Pourquoi l'offre de vêtements biosourcés ou recyclés est-elle freinée ?

Des obstacles technologiques et économiques freinent le développement de l'offre de vêtements à base de matières biosourcées ou recyclées. Explications de Mara Poggio, responsable de projets de recherche en développement durable du Centre européen des textiles innovants.

Le secteur de la mode doit se réinventer pour garantir la disponibilité des matières de demain et répondre aux besoins des consommateurs, qui sont de plus en plus sensibles à ces problèmes. Le chemin est long car des obstacles freinent ce développement. Mara Poggio, responsable de projets de recherche en développement durable du Centre européen des textiles innovants, fait le point sur la question. 

 

Est-ce que les industriels jouent réellement la carte du textile durable ?

Mara Poggio : "Il y a une vraie préoccupation de leur part mais qui reste somme toute financière, je pense. Les matériaux vierges sont de plus en plus chers, donc ils cherchent des alternatives recyclées. Par exemple dans le cas du coton il faut de plus en plus d'eau pour le cultiver, les terres sont de moins en moins fertiles car les cultures sont intensives alors que la demande augmente. Idem pour les fibres synthétiques issues du pétrole comme le polyester, le polyamide ou l'acrylique : la raréfaction des matières premières fait que le prix de ces fibres va augmenter. Certaines enseignes de prêt-à-porter ont opéré un vrai repositionnement de leurs valeurs et de leur image sur le consommer différemment. Mais on reste dans des modèles de fast fashion (renouvellement rapide des collections, ndlr) donc c'est un peu contradictoire (...). Après, il y a aussi une fausse communication autour du recyclé : on a l'impression qu'il y en a partout, alors qu'on est encore en phase de recherche-développement sur certains produits, avec des procédés et des machines en cours d'expérimentation, notamment pour les fibres naturelles. Par ailleurs, le pourcentage de matières recyclées dans un produit textile est encore très infime, et on utilise souvent des apprêts ou des teintures allant à l'encontre de principes éthiques ou environnementaux."

 

Quels sont les obstacles technologiques et économiques?

Mara Poggio : "Les matières synthétiques comme le polyester, on peut les retraiter pratiquement à l'infini : on fragmente, on extrait les impuretés et on refond la matière.
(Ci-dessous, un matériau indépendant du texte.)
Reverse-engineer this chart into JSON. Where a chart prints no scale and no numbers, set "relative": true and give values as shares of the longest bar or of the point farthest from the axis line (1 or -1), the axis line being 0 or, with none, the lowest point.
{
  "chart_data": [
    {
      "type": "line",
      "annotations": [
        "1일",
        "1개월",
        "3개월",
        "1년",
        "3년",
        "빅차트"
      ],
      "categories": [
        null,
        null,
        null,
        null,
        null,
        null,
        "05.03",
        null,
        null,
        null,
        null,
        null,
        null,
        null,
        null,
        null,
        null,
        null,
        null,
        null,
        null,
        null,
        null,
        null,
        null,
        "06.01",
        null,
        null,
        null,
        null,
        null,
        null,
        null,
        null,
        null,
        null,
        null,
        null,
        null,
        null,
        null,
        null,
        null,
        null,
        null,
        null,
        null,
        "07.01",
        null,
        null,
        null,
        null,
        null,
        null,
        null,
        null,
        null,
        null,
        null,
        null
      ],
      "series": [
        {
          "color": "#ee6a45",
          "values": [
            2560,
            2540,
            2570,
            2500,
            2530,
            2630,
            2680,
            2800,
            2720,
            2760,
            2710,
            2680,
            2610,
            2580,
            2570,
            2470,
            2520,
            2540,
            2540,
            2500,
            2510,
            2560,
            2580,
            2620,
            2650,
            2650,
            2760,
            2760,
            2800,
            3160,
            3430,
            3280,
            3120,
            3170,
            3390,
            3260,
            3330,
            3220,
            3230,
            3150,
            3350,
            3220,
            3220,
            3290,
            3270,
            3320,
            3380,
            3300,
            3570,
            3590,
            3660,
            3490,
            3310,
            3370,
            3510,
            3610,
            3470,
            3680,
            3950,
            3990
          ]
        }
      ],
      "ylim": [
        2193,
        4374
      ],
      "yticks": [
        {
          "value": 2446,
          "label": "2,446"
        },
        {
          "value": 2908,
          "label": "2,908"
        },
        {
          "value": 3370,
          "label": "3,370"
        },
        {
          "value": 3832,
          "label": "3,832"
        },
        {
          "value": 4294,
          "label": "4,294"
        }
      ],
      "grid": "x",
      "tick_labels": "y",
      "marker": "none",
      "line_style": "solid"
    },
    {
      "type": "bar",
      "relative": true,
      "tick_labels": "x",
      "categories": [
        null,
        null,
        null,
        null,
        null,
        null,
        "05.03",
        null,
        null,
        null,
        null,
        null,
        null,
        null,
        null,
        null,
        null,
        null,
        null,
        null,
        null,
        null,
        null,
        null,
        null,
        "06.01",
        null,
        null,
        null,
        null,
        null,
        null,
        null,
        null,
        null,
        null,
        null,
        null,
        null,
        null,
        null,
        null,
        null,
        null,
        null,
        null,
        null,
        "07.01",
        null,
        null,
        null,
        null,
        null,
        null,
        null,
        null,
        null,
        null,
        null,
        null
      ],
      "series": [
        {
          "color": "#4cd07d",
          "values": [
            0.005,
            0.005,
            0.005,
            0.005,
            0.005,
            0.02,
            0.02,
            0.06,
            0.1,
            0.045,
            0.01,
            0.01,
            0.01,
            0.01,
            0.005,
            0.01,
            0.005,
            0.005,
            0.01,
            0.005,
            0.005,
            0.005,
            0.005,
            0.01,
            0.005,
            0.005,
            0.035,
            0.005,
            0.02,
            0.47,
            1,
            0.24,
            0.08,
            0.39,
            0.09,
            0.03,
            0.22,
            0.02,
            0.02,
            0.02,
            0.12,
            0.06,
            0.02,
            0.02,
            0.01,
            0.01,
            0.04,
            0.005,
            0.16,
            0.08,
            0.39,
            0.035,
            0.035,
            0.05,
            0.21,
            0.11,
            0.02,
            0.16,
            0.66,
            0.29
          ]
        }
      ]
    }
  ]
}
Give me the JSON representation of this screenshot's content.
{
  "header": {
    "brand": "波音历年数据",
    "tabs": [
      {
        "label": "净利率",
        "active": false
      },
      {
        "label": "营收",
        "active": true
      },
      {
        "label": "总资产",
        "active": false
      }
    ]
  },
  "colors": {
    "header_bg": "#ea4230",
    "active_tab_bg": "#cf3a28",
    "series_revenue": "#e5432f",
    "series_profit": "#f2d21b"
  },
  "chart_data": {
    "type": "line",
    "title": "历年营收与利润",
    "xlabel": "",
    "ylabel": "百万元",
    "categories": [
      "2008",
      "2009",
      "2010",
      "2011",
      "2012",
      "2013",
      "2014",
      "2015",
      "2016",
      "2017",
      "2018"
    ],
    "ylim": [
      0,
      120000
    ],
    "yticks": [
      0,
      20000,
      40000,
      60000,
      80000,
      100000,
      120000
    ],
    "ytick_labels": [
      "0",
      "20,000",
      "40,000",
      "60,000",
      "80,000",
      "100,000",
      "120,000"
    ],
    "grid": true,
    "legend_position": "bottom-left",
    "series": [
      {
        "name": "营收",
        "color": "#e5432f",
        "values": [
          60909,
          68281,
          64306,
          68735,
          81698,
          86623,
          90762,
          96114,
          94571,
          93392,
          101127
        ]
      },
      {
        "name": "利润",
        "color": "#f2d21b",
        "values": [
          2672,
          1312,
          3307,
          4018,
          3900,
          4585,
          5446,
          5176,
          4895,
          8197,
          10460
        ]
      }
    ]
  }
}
Cependant cela implique une consommation énergétique toujours importante et nettement supérieure aux fibres naturelles, ainsi que l'utilisation de solvants. Les fibres naturelles classiques (coton, lin, laine...) vont s'abîmer au fil du temps, un peu comme nos cheveux, donc elles sont difficilement recyclables. Sur les matériaux biosourcés, comme les fibres d'ananas, de maïs ou d'huile de ricin, il y a la problématique éthique d'utiliser des matières premières venant de l'alimentation pour faire du textile, alors que des gens meurent encore de faim dans le monde. Cependant tous les textiles qu'on collecte, les vieux vêtements et les chutes de production, pourraient potentiellement devenir la matière première de demain. Mais il faut énormément de capacités de stockage et pouvoir retravailler et séparer ces matières, par composition ou par couleur. Or un démantèlement manuel représente un coût exorbitant : 12 euros le kilo, contre 1,86 euro le prix à l'achat d'un kilo de coton vierge par exemple. C'est pourquoi au Ceti on travaille avec des partenaires à un système de triage automatisé, en commençant par des textiles monomatières et monochromes, parce que pour l'instant on a un verrou technologique pour aller au-delà. Et en termes d'approvisionnement, pour l'instant on arrive encore à se débrouiller car on a besoin de petites quantités pour nos essais mais à terme il faudra une réelle ambition politique pour ne plus subventionner le tri pour le réemploi des vêtements mais pour leur recyclage."

 

Quelles conséquences à prévoir pour les consommateurs ?

Mara Poggio : "Il faut que le client final aussi évolue sur sa façon de voir la mode et les textiles. D'abord sur leur aspect : un T-shirt bleu recyclé n'aura jamais le même bleu que l'original, donc ce sera un vêtement unique. Ensuite les gens ne savent plus quelle est la valeur d'un produit textile, car les prix et la qualité sont tellement tirés vers le bas. On a beau agir et trouver la meilleure des solutions, si le client final n'est pas prêt à y mettre le prix et à acheter le produit, on ne sortira jamais quelque chose. Mais on sait très bien que le recyclage c'est l'avenir du textile, à un moment donné la question ne se posera plus. Parce qu'on est de plus en plus nombreux sur terre et si on continue à fonctionner sur un modèle de fast fashion, la raréfaction des matières premières arrivera d'autant plus vite".